Abstract

In this research, I surveyed merchant and customer preferences for cash, near cash, and electronic cash (e-cash). E-cash promises new but untested advantages in security, portability, and privacy. In this research, I conducted a large survey of e-cash acceptance by customers and retail merchants to provide 3 preference orderings for cash, near cash, and e-cash. Nonparametric hypothesis testing showed that e-cash was preferred to other payment methods, but the statistics were equivocal. Stochastic dominance statistics explained the equivocal results returned from nonparametric tests. E-cash dominated the hybrid card but was clearly dominated by traditional cash.
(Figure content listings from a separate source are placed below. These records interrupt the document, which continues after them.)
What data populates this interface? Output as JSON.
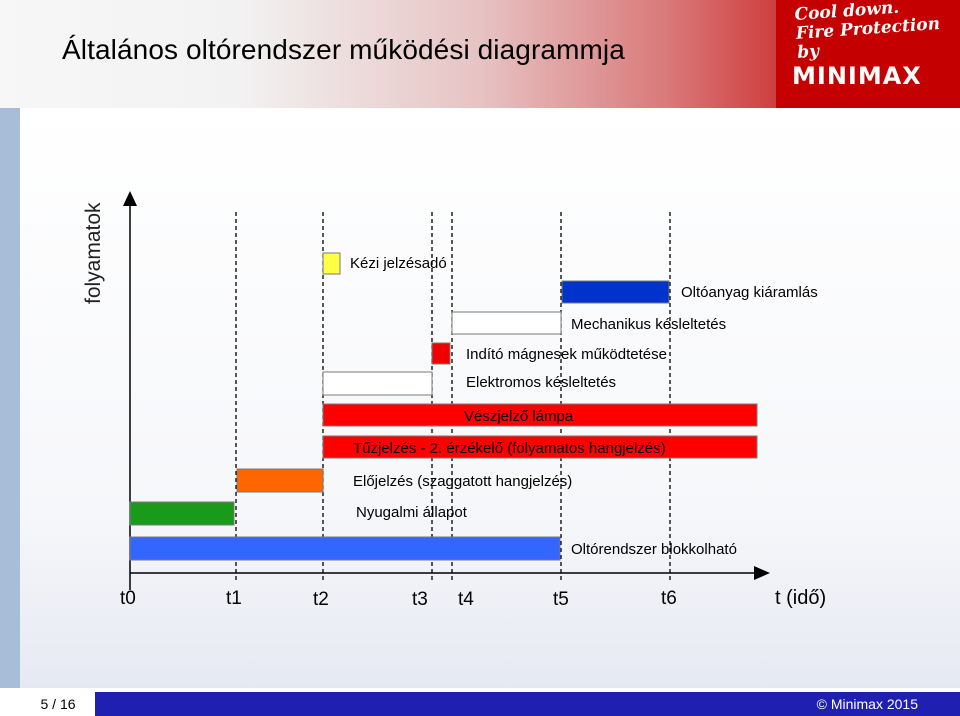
{
  "slide": {
    "title": "Általános oltórendszer működési diagrammja",
    "y_axis_label": "folyamatok",
    "x_axis_label": "t (idő)",
    "page": "5 / 16",
    "copyright": "© Minimax 2015"
  },
  "logo": {
    "slogan_line1": "Cool down.",
    "slogan_line2": "Fire Protection by",
    "brand": "MINIMAX"
  },
  "time_marks": [
    {
      "label": "t0"
    },
    {
      "label": "t1"
    },
    {
      "label": "t2"
    },
    {
      "label": "t3"
    },
    {
      "label": "t4"
    },
    {
      "label": "t5"
    },
    {
      "label": "t6"
    }
  ],
  "processes": [
    {
      "label": "Kézi jelzésadó",
      "start": "t2",
      "end": "t2",
      "color": "#ffff44"
    },
    {
      "label": "Oltóanyag kiáramlás",
      "start": "t5",
      "end": "t6",
      "color": "#0033cc"
    },
    {
      "label": "Mechanikus késleltetés",
      "start": "t4",
      "end": "t5",
      "color": "#ffffff"
    },
    {
      "label": "Indító mágnesek működtetése",
      "start": "t3",
      "end": "t4",
      "color": "#ee0000"
    },
    {
      "label": "Elektromos késleltetés",
      "start": "t2",
      "end": "t3",
      "color": "#ffffff"
    },
    {
      "label": "Vészjelző lámpa",
      "start": "t2",
      "end": "t(idő)",
      "color": "#ff0000"
    },
    {
      "label": "Tűzjelzés - 2. érzékelő (folyamatos hangjelzés)",
      "start": "t2",
      "end": "t(idő)",
      "color": "#ff0000"
    },
    {
      "label": "Előjelzés (szaggatott hangjelzés)",
      "start": "t1",
      "end": "t2",
      "color": "#ff6600"
    },
    {
      "label": "Nyugalmi állapot",
      "start": "t0",
      "end": "t1",
      "color": "#1a9a1a"
    },
    {
      "label": "Oltórendszer blokkolható",
      "start": "t0",
      "end": "t5",
      "color": "#3366ff"
    }
  ]
}
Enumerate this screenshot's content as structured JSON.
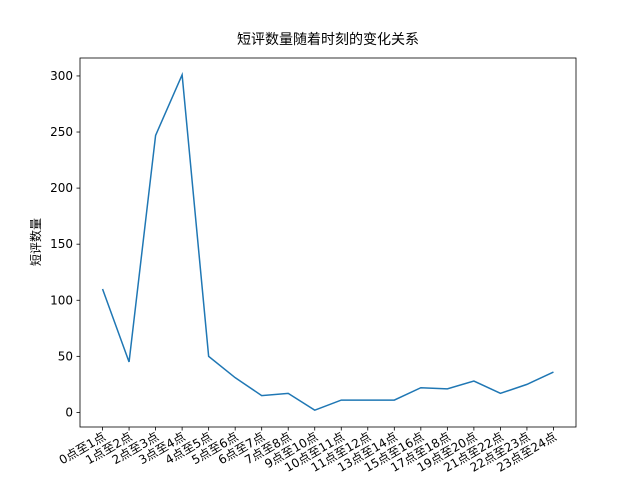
{
  "chart_data": {
    "type": "line",
    "title": "短评数量随着时刻的变化关系",
    "y_label": "短评数量",
    "categories": [
      "0点至1点",
      "1点至2点",
      "2点至3点",
      "3点至4点",
      "4点至5点",
      "5点至6点",
      "6点至7点",
      "7点至8点",
      "9点至10点",
      "10点至11点",
      "11点至12点",
      "13点至14点",
      "15点至16点",
      "17点至18点",
      "19点至20点",
      "21点至22点",
      "22点至23点",
      "23点至24点"
    ],
    "values": [
      110,
      45,
      247,
      301,
      50,
      31,
      15,
      17,
      2,
      11,
      11,
      11,
      22,
      21,
      28,
      17,
      25,
      36
    ],
    "color": "#1f77b4",
    "ylim": [
      -13,
      316
    ],
    "yticks": [
      0,
      50,
      100,
      150,
      200,
      250,
      300
    ],
    "grid": false
  }
}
E-cash neither dominated nor was dominated by credit cards and debit cards. After adjusting for technology adoption risk, a clear preference ordering was obtained: (a) cash and credit cards were preferred to e-cash, and (b) e-cash was preferred to debit cards and hybrids. I conclude that e-cash is unlikely to compete well against cash and credit cards for 3 reasons: (a) switching costs, (b) technology risk, and (c) insufficient market differentiation. The results suggest that there may not be a market niche for e-cash. Instead, successful products are likely to emerge in the form of vertical market cash substitutes that meet specific objectives. As commerce evolves toward customization to a focused cross-section of consumers, a "one-size-fits-all" e-cash is not likely to remain a viable product.